Île-d'Aix

Île-d'Aix (pronounced [il dɛks]) is a commune in the French department of Charente-Maritime, region of Nouvelle-Aquitaine (before 2015: Poitou-Charentes), off the west coast of France.

During the French Revolution, in 1794, the island was used as a prison for the suppression of religious opponents in which hundreds of priests were left to die in moored prison-boats.

On the night of 11 April 1809, Captain Thomas Cochrane led a British fireship attack against a squadron of French warships anchored in the Basque Roads.

[4] From 12 to 15 July 1815, after the defeat at Waterloo, Napoleon spent his last days in France at Île d'Aix, in an attempt to slip past a Royal Navy blockade and escape to North America.

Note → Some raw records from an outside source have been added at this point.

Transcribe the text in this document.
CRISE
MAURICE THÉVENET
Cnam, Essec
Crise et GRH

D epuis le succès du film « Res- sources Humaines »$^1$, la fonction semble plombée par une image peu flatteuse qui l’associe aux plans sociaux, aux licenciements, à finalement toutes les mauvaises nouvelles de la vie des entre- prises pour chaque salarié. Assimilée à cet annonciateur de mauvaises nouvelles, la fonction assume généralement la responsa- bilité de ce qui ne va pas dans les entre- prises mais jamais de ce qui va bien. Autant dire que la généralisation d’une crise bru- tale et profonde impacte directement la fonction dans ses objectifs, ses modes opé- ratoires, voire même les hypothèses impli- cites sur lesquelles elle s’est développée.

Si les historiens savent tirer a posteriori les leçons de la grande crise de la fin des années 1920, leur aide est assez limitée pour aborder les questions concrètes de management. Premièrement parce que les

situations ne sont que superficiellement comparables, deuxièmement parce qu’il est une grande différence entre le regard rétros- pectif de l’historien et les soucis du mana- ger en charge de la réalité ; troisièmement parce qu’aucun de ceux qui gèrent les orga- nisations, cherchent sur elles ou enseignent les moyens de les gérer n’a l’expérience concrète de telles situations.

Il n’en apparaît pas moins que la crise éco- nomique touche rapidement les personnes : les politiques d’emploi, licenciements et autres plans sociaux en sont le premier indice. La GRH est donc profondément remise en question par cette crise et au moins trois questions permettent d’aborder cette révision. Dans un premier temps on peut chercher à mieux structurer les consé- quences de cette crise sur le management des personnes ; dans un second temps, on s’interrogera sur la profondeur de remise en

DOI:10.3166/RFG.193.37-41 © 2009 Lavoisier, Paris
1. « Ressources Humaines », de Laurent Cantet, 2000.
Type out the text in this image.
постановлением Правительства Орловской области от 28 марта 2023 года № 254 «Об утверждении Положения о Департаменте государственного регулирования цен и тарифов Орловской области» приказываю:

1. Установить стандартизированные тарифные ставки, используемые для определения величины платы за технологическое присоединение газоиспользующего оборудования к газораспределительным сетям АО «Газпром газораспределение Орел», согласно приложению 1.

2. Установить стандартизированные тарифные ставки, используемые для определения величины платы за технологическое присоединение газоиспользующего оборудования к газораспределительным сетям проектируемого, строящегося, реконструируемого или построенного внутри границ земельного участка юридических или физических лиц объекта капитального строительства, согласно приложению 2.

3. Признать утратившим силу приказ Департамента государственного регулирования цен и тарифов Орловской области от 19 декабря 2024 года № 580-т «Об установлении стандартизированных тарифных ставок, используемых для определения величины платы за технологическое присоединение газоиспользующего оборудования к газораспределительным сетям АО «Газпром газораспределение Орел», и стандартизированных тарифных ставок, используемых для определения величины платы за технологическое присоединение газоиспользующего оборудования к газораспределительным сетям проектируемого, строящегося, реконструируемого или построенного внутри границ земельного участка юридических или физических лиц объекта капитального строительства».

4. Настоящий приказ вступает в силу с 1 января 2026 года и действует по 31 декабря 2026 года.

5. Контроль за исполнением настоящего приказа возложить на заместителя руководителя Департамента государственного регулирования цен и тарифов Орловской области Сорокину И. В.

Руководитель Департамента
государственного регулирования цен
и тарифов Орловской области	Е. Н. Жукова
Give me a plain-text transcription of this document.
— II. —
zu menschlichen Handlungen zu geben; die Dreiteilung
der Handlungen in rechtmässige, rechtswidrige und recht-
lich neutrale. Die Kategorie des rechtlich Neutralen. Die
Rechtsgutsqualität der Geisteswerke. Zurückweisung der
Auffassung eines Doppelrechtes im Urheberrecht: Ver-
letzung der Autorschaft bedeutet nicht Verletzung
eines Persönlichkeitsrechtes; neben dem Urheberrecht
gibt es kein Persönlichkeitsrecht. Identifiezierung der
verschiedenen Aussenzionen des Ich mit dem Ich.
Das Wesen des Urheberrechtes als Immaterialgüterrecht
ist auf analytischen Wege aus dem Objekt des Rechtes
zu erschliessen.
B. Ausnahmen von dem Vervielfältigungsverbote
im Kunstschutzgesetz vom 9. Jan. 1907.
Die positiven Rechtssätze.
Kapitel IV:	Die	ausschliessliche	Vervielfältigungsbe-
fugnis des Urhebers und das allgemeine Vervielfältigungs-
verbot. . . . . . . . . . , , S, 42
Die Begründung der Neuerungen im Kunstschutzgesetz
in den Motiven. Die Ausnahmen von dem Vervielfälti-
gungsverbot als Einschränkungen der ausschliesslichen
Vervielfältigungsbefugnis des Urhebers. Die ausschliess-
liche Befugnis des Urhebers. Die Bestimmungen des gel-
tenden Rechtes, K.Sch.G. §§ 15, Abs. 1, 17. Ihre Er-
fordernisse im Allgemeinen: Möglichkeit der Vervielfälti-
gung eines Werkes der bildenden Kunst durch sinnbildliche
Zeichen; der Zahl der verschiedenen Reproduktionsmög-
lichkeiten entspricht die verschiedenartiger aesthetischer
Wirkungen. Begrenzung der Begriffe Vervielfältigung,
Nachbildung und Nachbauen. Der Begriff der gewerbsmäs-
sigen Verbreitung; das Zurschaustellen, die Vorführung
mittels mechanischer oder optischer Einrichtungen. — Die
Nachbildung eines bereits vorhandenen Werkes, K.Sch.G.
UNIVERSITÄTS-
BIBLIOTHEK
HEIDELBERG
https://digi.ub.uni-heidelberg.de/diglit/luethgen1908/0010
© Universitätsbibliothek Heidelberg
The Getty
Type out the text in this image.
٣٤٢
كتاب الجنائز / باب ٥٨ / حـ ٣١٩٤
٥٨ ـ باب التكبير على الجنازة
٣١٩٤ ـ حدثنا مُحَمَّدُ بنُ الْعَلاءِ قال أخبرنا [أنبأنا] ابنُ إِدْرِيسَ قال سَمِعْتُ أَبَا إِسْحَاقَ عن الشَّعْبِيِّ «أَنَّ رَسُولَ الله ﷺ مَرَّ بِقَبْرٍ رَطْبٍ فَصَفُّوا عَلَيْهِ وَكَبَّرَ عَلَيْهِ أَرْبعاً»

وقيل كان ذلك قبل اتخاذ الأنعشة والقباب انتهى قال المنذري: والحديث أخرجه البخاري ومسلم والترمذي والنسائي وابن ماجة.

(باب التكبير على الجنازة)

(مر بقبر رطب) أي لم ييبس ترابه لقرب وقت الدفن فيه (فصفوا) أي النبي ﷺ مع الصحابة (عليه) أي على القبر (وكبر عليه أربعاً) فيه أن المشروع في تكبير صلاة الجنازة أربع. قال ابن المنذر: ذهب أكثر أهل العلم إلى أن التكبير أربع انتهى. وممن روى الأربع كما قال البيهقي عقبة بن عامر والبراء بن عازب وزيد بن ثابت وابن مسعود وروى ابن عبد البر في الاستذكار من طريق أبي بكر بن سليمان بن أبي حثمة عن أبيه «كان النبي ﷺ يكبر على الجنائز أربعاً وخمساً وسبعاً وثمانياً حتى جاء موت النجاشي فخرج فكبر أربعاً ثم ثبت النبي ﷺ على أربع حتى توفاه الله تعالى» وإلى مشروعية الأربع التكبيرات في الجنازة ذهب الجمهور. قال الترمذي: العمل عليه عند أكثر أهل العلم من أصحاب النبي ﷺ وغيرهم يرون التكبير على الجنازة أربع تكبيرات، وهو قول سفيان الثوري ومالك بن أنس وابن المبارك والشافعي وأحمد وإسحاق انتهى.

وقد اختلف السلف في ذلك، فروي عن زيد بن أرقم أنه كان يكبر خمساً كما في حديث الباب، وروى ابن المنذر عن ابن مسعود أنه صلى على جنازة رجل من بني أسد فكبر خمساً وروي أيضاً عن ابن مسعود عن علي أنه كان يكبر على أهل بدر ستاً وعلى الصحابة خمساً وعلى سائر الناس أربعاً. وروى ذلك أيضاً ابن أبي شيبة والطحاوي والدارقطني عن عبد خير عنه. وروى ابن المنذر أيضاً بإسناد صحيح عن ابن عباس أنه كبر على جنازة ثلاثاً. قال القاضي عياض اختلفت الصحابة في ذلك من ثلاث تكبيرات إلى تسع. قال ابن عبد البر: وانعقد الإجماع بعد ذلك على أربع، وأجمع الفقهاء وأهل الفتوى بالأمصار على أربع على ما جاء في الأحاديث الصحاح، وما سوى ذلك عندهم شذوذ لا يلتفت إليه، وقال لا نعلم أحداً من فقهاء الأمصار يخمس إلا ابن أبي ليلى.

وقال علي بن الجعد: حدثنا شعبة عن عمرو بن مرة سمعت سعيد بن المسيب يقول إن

Realising the impossibility of accomplishing his plan, he wrote a letter to the British regent[5] and finally surrendered to HMS Bellerophon, which took him to Torbay and Plymouth before he was transferred to Saint Helena.

The Algerian independentist and future President Ben Bella was imprisoned there from 1956 to 1962, together with other National Liberation Front militants such as Mohamed Khider and Hocine Aït Ahmed.

Altesse royale, en butte aux factions qui divisent mon pays et à l'inimitié des plus grandes puissances de l'Europe, j'ai consommé une carrière politique, et je viens, comme Thémistocle, m'asseoir au foyer du peuple Britannique.

Your royal highness, confronted with the various factions that divide my country, and with the enmity of the greatest nations of Europe, my political career has come to an end, and here I come, like Themistocles, to sit at the hearth of the British people.